Ilustrasi pemancar sirine tsunami/ Fokusjabar

PADANG – Sebanyak lima dari 22 unit sirene peringatan dini tsunami milik Pemerintah Provinsi Sumatera Barat rusak hingga tidak bisa digunakan untuk memperingatkan masyarakat di pesisir pantai jika bencana terjadi.

Kepala Pelaksana Badan Penanggulangan Bencana Daerah (BPBD) Sumbar, Erman Rahman mengatakan pihaknya memeriksa sirene pascagempa Palu, dan sekarang sudah dalam proses perbaikan.

Sirene merupakan salah satu instrumen yang disiapkan pemerintah untuk mengantisipasi dampak bencana, terutama meminimalkan jumlah korban jiwa jika terjadi bencana tsunami.

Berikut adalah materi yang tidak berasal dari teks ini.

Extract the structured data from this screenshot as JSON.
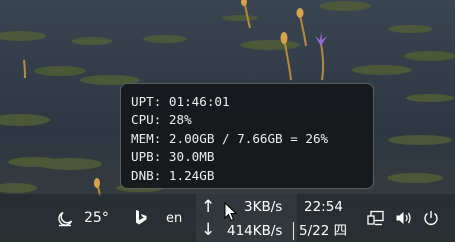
{
  "sysmon": {
    "rows": [
      "UPT: 01:46:01",
      "CPU: 28%",
      "MEM: 2.00GB / 7.66GB = 26%",
      "UPB: 30.0MB",
      "DNB: 1.24GB"
    ]
  },
  "taskbar": {
    "weather": {
      "icon": "weather-icon",
      "temperature": "25°"
    },
    "bing": {
      "icon": "bing-icon",
      "label": "b"
    },
    "language": "en",
    "network_speed": {
      "up_arrow": "↑",
      "down_arrow": "↓",
      "upload": "3KB/s",
      "download": "414KB/s"
    },
    "clock": {
      "time": "22:54",
      "date": "5/22 四"
    },
    "tray_icons": [
      "network-icon",
      "volume-icon",
      "power-icon"
    ]
  },
  "colors": {
    "tooltip_bg": "#14171a",
    "tooltip_border": "#969696",
    "text": "#eeeeee",
    "water": "#2b3540",
    "lily_pad": "#4d5a38"
  }
}
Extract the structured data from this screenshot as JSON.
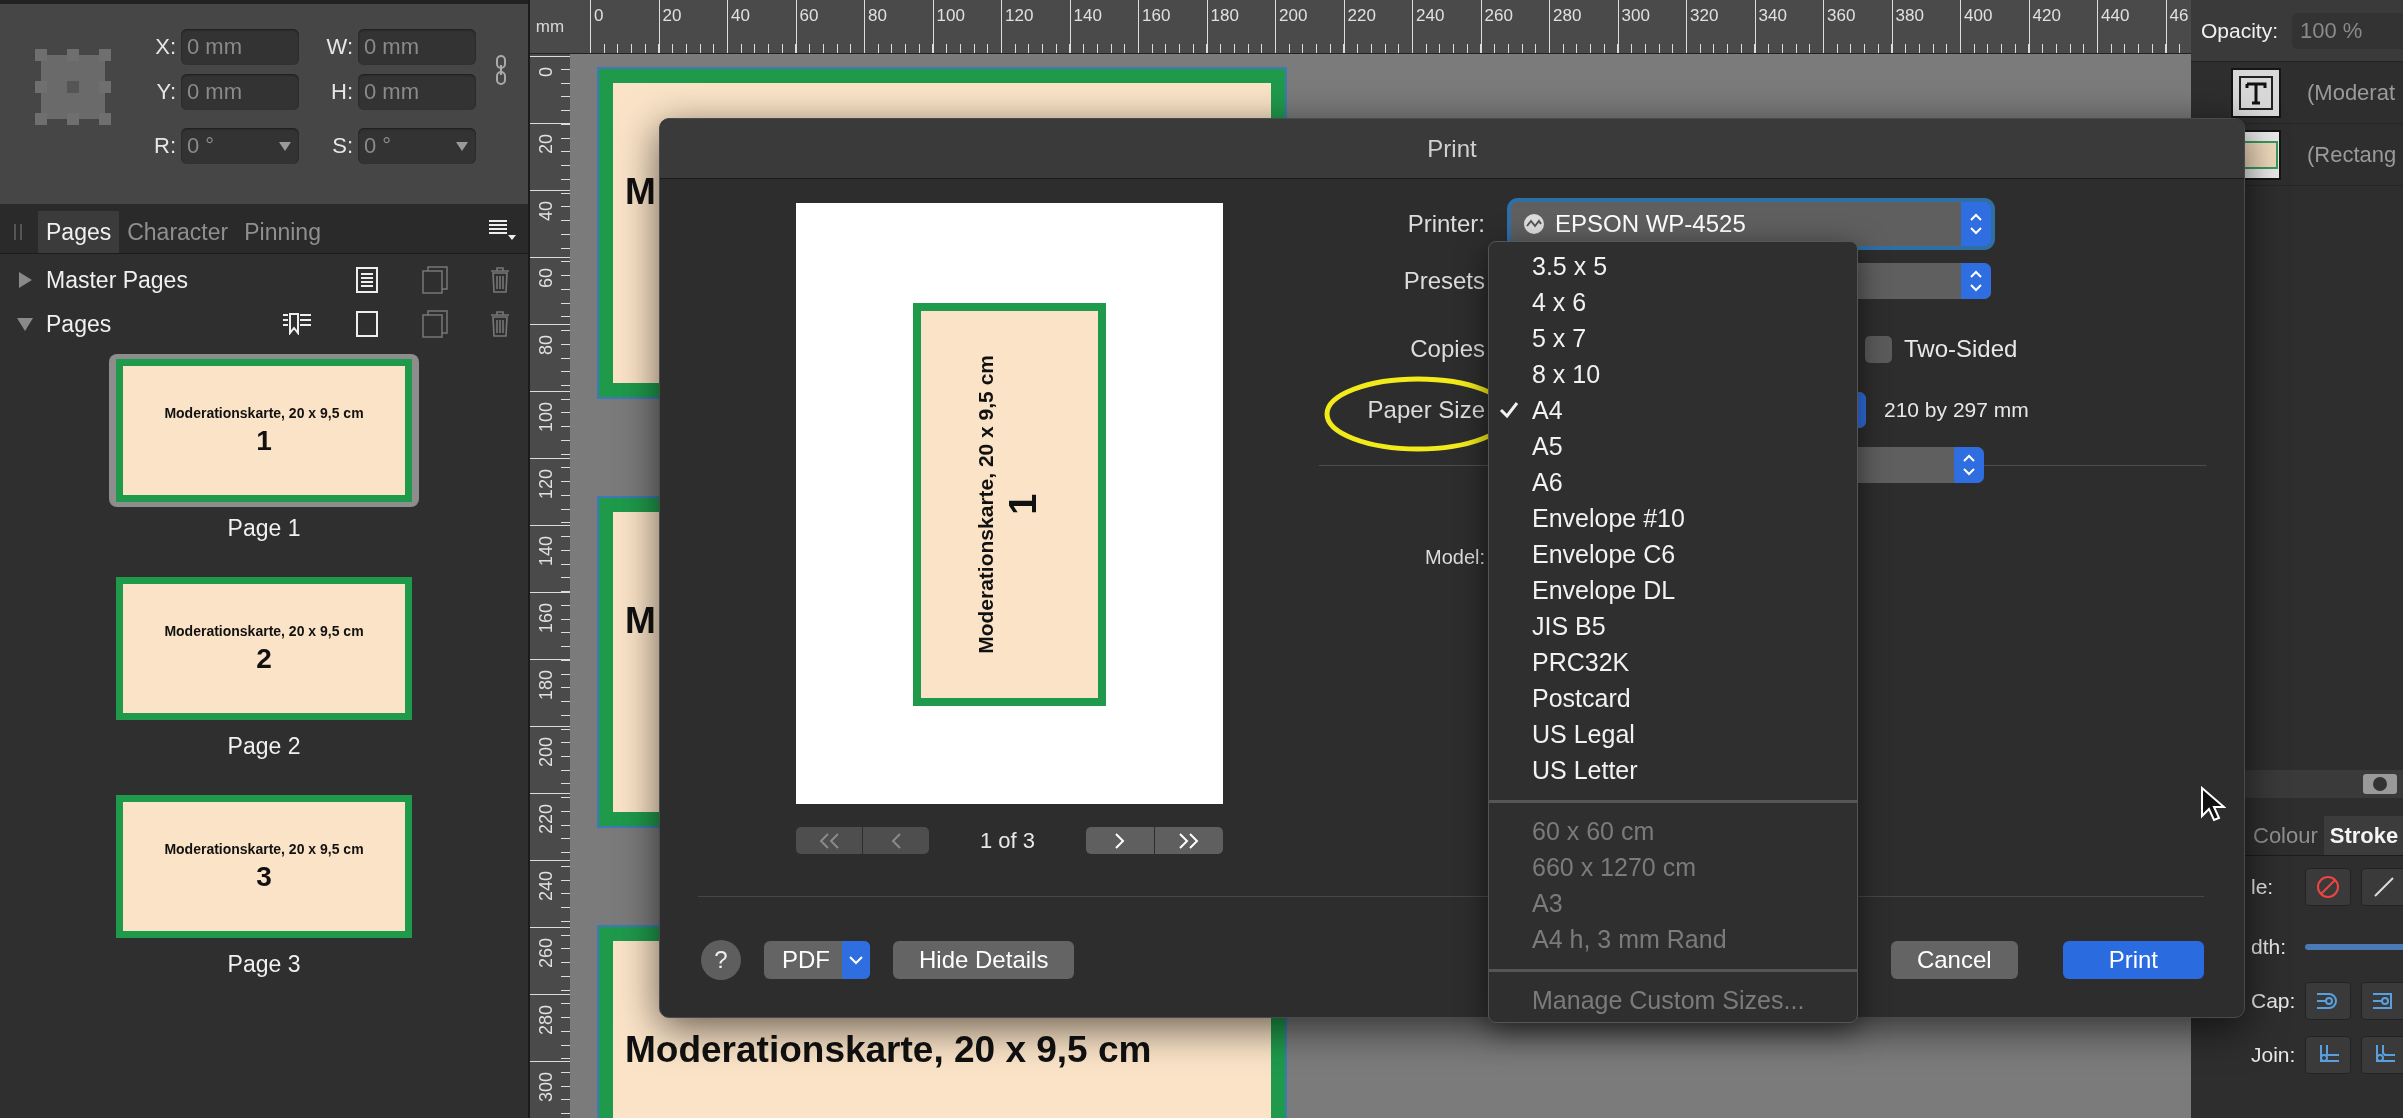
{
  "left_panel": {
    "transform": {
      "fields": [
        {
          "label": "X:",
          "value": "0 mm",
          "kind": "text"
        },
        {
          "label": "W:",
          "value": "0 mm",
          "kind": "text"
        },
        {
          "label": "Y:",
          "value": "0 mm",
          "kind": "text"
        },
        {
          "label": "H:",
          "value": "0 mm",
          "kind": "text"
        },
        {
          "label": "R:",
          "value": "0 °",
          "kind": "dropdown"
        },
        {
          "label": "S:",
          "value": "0 °",
          "kind": "dropdown"
        }
      ]
    },
    "tabs": [
      {
        "label": "Pages",
        "selected": true
      },
      {
        "label": "Character",
        "selected": false
      },
      {
        "label": "Pinning",
        "selected": false
      }
    ],
    "sections": [
      {
        "label": "Master Pages",
        "expanded": false,
        "kind": "master"
      },
      {
        "label": "Pages",
        "expanded": true,
        "kind": "pages"
      }
    ],
    "pages": [
      {
        "title": "Moderationskarte, 20 x 9,5 cm",
        "number": "1",
        "label": "Page 1",
        "selected": true
      },
      {
        "title": "Moderationskarte, 20 x 9,5 cm",
        "number": "2",
        "label": "Page 2",
        "selected": false
      },
      {
        "title": "Moderationskarte, 20 x 9,5 cm",
        "number": "3",
        "label": "Page 3",
        "selected": false
      }
    ]
  },
  "rulers": {
    "unit": "mm",
    "horizontal": [
      "0",
      "20",
      "40",
      "60",
      "80",
      "100",
      "120",
      "140",
      "160",
      "180",
      "200",
      "220",
      "240",
      "260",
      "280",
      "300",
      "320",
      "340",
      "360",
      "380",
      "400",
      "420",
      "440",
      "46"
    ],
    "vertical": [
      "0",
      "20",
      "40",
      "60",
      "80",
      "100",
      "120",
      "140",
      "160",
      "180",
      "200",
      "220",
      "240",
      "260",
      "280",
      "300"
    ]
  },
  "canvas": {
    "cards": [
      {
        "title": "M"
      },
      {
        "title": "M"
      },
      {
        "title": "Moderationskarte, 20 x 9,5 cm"
      }
    ]
  },
  "right_panel": {
    "opacity": {
      "label": "Opacity:",
      "value": "100 %"
    },
    "layers": [
      {
        "kind": "text",
        "name": "(Moderat"
      },
      {
        "kind": "rectangle",
        "name": "(Rectang"
      }
    ],
    "tabs": [
      {
        "label": "Colour",
        "selected": false
      },
      {
        "label": "Stroke",
        "selected": true
      }
    ],
    "rows": [
      {
        "kind": "style",
        "label": "le:"
      },
      {
        "kind": "width",
        "label": "dth:"
      },
      {
        "kind": "cap",
        "label": "Cap:"
      },
      {
        "kind": "join",
        "label": "Join:"
      }
    ]
  },
  "dialog": {
    "title": "Print",
    "preview": {
      "card_title": "Moderationskarte, 20 x 9,5 cm",
      "card_number": "1",
      "page_indicator": "1 of 3"
    },
    "form": {
      "printer": {
        "label": "Printer:",
        "value": "EPSON WP-4525"
      },
      "presets": {
        "label": "Presets"
      },
      "copies": {
        "label": "Copies",
        "two_sided": {
          "label": "Two-Sided",
          "checked": false
        }
      },
      "paper_size": {
        "label": "Paper Size",
        "dimensions": "210 by 297 mm"
      },
      "model": {
        "label": "Model:"
      }
    },
    "buttons": {
      "help": "?",
      "pdf": "PDF",
      "hide_details": "Hide Details",
      "cancel": "Cancel",
      "print": "Print"
    }
  },
  "paper_menu": {
    "sections": [
      {
        "items": [
          {
            "label": "3.5 x 5",
            "checked": false,
            "disabled": false
          },
          {
            "label": "4 x 6",
            "checked": false,
            "disabled": false
          },
          {
            "label": "5 x 7",
            "checked": false,
            "disabled": false
          },
          {
            "label": "8 x 10",
            "checked": false,
            "disabled": false
          },
          {
            "label": "A4",
            "checked": true,
            "disabled": false
          },
          {
            "label": "A5",
            "checked": false,
            "disabled": false
          },
          {
            "label": "A6",
            "checked": false,
            "disabled": false
          },
          {
            "label": "Envelope #10",
            "checked": false,
            "disabled": false
          },
          {
            "label": "Envelope C6",
            "checked": false,
            "disabled": false
          },
          {
            "label": "Envelope DL",
            "checked": false,
            "disabled": false
          },
          {
            "label": "JIS B5",
            "checked": false,
            "disabled": false
          },
          {
            "label": "PRC32K",
            "checked": false,
            "disabled": false
          },
          {
            "label": "Postcard",
            "checked": false,
            "disabled": false
          },
          {
            "label": "US Legal",
            "checked": false,
            "disabled": false
          },
          {
            "label": "US Letter",
            "checked": false,
            "disabled": false
          }
        ]
      },
      {
        "items": [
          {
            "label": "60 x 60 cm",
            "checked": false,
            "disabled": true
          },
          {
            "label": "660 x 1270 cm",
            "checked": false,
            "disabled": true
          },
          {
            "label": "A3",
            "checked": false,
            "disabled": true
          },
          {
            "label": "A4 h, 3 mm Rand",
            "checked": false,
            "disabled": true
          }
        ]
      },
      {
        "items": [
          {
            "label": "Manage Custom Sizes...",
            "checked": false,
            "disabled": true
          }
        ]
      }
    ]
  }
}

Jika gempa besar terjadi dan air laut terdeteksi surut, sirene akan otomatis berbunyi untuk mengingatkan masyarakat agar segera meninggalkan pesisir pantai dan mencari tempat yang lebih tinggi untuk berlindung dari terjangan tsunami.

Satu kali setahun, sirene itu dibunyikan dalam proses simulasi yang diumumkan dan melibatkan unsur masyarakat, didominasi siswa sekolah mulai SD hingga SMA.

Namun berdasarkan pengalaman di Palu, ternyata tsunami tidak melulu terjadi karena gempa yang berpusat di laut dan tidak didahului oleh surutnya air laut.

Padahal, salah satu indikator sirene tsunami itu berbunyi adalah surutnya air laut, selain peringatan dini dari BMKG.

“Jangan menunggu peringatakan dari pihak manapun. Kalau gempanya terasa keras. Langsung evakuasi mandiri ke daerah yang masuk zona hijau. Atau cari bangunan terdekat yang berfungsi sebagai shelter,” katanya, dilansir Antara.